O projeto do monotrilho não está livre de polêmicas: o traçado passa por áreas de várzeas de rios (ou seja, planícies de inundação) e a construção de estações após o paço de São Bernardo do Campo, considerando as feições do viário existente (vulgo da Av. Brigadeiro Faria Lima), é bastante desafiadora. Mesmo assim, o projeto atual contempla apenas uma estação pós-paço: Djalma Dutra, cuja supressão não parece ser, a princípio, tão impactante assim. As outras estações previstas para serem construídas após o paço são da segunda etapa da implantação, logo, estão num campo ainda maior de incerteza.

Legenda: Fonte: Metro Jornal, 2019

É claro que o ideal é buscar a desocupação gradativa das várzeas e a construção de espaços compatíveis com o comportamento das águas, como parques lineares com áreas inundáveis, porém, a Linha 18-Bronze está longe de ser o grande vilão em relação às várzeas de rios ocupadas ao longo do trajeto, até porque não induziu a ocupação daqueles tecidos, além disso, considerando as atribuições conferidas pela Constituição Federal de 1988, os municípios de Santo André, São Bernardo do Campo e São Caetano, não ficando restritos à vizinhança da futura Linha 18-Bronze, estão livres para adotar planos diretores e zoneamentos que visem controlar o uso e a ocupação do tecido urbano. Finalmente, como apontou a professora Luciana Travassos da UFABC (Universidade Federal do ABC) em entrevista ao Universo Online, inundações não podem ser eliminadas:

Não é possível eliminar porque elas são naturais do território. A gente tem uma bacia com rios que tendem naturalmente a inundar mesmo que a gente faça uma série de obras de infraestrutura.

O que é possível fazer é minorar os efeitos das inundações. As áreas inundáveis precisam ser mapeadas, e a gente precisa, a curto, médio e longo prazo, implantar usos que sejam compatíveis com a subida das águas.

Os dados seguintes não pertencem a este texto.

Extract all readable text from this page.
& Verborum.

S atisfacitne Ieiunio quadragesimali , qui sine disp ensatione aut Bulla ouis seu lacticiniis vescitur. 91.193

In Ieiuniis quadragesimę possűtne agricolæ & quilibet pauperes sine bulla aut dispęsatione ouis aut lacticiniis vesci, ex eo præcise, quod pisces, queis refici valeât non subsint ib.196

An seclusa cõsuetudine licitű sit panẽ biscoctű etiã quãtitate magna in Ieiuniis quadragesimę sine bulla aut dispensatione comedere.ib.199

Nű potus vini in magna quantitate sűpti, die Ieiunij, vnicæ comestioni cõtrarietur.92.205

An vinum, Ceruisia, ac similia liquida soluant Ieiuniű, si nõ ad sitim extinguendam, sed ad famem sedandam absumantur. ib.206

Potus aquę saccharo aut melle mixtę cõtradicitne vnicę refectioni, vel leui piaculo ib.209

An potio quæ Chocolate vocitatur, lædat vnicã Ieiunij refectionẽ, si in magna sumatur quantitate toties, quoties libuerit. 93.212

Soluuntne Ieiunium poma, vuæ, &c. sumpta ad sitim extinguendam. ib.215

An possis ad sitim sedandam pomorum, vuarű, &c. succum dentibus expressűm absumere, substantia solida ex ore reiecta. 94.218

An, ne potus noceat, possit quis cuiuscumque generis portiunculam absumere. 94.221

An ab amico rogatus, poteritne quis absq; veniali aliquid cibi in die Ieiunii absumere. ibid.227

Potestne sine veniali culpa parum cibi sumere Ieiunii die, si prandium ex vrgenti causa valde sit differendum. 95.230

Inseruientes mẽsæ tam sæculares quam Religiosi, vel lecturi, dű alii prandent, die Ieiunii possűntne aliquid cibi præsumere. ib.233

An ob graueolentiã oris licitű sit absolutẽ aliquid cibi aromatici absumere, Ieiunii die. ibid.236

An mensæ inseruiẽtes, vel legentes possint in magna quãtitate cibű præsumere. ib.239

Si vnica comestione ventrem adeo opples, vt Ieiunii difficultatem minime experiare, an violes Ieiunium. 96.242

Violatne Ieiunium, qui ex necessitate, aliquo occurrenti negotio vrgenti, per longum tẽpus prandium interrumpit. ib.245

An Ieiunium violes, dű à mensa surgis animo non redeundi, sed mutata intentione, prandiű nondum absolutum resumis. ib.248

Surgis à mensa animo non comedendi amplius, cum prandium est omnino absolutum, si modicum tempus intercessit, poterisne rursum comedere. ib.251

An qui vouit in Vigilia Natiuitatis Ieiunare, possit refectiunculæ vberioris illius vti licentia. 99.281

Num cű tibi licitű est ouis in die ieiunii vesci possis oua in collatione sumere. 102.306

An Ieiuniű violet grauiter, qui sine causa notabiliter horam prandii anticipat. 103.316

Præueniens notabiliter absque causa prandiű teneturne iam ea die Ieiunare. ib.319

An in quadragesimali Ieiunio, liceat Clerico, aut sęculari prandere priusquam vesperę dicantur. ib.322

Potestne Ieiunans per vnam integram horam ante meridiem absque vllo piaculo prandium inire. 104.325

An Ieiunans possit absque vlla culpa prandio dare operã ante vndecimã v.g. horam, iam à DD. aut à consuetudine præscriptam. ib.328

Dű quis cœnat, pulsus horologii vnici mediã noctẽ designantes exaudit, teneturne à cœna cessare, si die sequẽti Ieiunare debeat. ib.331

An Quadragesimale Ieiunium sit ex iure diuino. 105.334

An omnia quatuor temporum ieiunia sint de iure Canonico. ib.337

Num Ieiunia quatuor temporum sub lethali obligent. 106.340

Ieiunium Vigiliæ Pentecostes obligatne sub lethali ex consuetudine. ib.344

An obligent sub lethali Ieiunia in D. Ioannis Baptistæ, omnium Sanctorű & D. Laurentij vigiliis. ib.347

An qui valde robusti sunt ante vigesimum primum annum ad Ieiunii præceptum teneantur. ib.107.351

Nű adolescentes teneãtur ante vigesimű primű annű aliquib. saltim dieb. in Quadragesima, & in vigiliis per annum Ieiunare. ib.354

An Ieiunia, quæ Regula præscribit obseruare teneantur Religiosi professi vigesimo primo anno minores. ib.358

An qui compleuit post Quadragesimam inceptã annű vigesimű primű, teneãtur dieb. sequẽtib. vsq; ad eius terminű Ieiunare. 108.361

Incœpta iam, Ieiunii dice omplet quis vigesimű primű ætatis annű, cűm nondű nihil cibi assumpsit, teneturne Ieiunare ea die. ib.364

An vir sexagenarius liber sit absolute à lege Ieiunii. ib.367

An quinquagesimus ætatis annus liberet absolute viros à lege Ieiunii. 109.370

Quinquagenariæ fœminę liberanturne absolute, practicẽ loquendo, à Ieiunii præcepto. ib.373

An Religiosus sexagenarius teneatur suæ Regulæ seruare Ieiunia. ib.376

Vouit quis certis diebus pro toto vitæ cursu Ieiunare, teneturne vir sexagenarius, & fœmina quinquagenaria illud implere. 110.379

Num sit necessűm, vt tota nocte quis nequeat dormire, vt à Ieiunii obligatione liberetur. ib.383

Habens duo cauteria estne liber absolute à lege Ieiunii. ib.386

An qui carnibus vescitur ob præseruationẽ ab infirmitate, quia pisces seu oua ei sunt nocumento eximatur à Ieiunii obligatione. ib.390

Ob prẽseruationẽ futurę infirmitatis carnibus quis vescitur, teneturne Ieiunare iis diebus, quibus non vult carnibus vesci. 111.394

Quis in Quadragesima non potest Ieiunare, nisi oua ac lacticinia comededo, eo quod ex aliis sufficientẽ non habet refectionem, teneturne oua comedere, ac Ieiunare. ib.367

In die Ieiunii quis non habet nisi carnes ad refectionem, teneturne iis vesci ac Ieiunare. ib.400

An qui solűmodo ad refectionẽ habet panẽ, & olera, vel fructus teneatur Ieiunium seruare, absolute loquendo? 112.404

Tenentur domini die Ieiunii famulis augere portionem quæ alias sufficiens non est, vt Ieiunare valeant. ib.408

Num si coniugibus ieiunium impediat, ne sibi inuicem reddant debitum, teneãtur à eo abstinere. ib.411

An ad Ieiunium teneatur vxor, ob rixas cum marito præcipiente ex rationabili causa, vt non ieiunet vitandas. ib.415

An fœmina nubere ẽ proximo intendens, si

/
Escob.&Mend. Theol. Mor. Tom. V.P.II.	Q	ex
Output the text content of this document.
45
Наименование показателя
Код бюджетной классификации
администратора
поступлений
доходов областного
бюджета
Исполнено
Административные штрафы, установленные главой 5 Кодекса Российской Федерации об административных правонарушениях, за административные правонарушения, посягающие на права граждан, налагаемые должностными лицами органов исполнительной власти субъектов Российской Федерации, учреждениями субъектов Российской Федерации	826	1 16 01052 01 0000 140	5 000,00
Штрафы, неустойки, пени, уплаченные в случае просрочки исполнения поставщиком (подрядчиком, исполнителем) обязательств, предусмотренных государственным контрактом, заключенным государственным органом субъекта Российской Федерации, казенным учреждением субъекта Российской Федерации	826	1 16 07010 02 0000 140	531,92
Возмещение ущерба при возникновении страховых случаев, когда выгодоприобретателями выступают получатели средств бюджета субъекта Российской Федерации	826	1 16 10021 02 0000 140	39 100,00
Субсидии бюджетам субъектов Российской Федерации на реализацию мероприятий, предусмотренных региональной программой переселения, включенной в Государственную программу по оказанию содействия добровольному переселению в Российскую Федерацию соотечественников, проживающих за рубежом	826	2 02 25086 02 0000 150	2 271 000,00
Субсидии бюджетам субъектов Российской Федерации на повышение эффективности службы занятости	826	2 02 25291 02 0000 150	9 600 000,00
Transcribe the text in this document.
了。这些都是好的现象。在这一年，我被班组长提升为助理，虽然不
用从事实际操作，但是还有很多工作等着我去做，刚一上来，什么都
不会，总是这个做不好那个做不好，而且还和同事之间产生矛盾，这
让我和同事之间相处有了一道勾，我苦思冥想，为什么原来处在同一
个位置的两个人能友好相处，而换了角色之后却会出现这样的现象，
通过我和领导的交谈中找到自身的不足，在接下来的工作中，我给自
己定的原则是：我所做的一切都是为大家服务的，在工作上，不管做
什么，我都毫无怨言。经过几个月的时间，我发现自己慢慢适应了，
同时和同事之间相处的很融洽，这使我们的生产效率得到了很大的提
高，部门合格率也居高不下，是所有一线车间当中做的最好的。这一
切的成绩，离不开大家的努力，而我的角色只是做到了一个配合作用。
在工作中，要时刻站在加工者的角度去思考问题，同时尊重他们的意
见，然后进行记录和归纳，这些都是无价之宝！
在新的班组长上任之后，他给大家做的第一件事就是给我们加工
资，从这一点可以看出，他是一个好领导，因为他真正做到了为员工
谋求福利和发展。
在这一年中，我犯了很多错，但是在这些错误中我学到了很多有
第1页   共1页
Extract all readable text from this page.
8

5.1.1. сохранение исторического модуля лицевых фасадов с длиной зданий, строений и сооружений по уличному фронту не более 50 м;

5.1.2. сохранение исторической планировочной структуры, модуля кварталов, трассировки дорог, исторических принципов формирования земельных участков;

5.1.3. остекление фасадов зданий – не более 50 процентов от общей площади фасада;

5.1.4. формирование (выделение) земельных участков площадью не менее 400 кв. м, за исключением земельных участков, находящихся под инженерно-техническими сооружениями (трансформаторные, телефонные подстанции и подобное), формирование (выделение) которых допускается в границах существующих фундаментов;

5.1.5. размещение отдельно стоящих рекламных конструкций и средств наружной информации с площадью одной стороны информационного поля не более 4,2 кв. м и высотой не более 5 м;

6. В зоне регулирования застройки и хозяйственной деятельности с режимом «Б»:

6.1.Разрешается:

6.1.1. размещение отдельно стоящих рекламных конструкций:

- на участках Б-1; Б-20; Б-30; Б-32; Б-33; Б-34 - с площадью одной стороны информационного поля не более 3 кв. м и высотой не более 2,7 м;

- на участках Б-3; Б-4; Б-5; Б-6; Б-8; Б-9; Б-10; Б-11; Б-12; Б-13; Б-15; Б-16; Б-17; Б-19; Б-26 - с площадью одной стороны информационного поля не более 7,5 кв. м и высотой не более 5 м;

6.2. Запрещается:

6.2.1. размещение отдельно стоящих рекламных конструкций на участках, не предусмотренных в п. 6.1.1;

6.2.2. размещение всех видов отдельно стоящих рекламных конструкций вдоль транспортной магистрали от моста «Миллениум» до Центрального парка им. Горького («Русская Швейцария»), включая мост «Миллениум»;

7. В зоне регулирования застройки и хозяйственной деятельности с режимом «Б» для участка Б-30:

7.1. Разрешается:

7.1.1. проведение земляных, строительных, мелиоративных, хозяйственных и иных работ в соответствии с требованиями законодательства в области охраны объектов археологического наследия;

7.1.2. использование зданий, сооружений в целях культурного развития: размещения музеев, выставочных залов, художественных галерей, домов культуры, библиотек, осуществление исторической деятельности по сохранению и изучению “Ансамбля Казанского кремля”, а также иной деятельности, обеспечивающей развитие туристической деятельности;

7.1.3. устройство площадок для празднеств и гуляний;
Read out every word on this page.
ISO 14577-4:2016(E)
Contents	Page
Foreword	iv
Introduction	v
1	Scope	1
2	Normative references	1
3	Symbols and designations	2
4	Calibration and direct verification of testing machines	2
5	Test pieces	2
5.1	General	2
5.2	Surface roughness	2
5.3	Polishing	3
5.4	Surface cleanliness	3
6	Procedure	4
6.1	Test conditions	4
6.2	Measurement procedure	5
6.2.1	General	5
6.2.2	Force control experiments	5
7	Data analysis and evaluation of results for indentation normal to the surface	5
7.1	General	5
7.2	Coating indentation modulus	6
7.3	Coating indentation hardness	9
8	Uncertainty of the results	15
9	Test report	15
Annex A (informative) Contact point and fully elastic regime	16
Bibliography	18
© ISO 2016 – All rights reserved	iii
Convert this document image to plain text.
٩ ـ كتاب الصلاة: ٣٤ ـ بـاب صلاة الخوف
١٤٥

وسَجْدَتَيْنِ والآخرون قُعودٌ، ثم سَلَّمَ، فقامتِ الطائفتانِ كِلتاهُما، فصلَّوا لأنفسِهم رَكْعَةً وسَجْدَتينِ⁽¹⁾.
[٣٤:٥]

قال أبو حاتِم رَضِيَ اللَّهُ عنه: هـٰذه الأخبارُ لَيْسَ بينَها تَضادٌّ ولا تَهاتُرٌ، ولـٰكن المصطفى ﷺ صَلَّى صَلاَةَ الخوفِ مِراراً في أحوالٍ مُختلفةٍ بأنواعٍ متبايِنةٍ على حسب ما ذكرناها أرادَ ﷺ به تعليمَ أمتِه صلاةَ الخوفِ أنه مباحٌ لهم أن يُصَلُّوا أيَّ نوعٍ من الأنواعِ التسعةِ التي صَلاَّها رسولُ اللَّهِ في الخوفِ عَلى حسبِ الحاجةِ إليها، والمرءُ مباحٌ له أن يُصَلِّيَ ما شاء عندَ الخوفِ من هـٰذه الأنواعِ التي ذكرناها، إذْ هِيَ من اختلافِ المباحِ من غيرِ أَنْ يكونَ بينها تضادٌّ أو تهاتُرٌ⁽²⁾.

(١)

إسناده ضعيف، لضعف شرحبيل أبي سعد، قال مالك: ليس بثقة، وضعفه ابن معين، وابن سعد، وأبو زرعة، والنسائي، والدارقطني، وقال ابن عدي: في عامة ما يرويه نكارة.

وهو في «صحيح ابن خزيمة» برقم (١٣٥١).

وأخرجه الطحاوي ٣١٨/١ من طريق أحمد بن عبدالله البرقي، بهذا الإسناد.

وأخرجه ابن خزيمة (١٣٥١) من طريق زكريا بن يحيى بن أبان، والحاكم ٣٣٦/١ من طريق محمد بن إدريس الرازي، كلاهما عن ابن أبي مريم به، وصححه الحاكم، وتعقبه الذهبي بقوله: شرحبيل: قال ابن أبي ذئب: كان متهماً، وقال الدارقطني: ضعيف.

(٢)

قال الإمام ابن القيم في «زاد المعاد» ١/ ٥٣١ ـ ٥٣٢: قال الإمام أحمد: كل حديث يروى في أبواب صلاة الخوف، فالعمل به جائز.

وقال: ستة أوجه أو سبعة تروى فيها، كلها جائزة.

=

Legenda: Apresentação do consórcio VemABC, com renders ilustrando o traçado previsto para a linha, postado no canal do blog MetrôCPTM

Os problemas de mobilidade no ABC não serão solucionados pelo monotrilho

Já abordamos questões da mobilidade na região do Grande ABC ao longo dos anos e, definitivamente, a Linha 18-Bronze não vai solucionar todo e qualquer problema. É uma ligação relativamente curta, que busca fornecer um acesso menos parador em relação à Metra e/ou que não depende de rodovias e de trechos urbanos travados e já servidos por linhas como a 152 e a 153.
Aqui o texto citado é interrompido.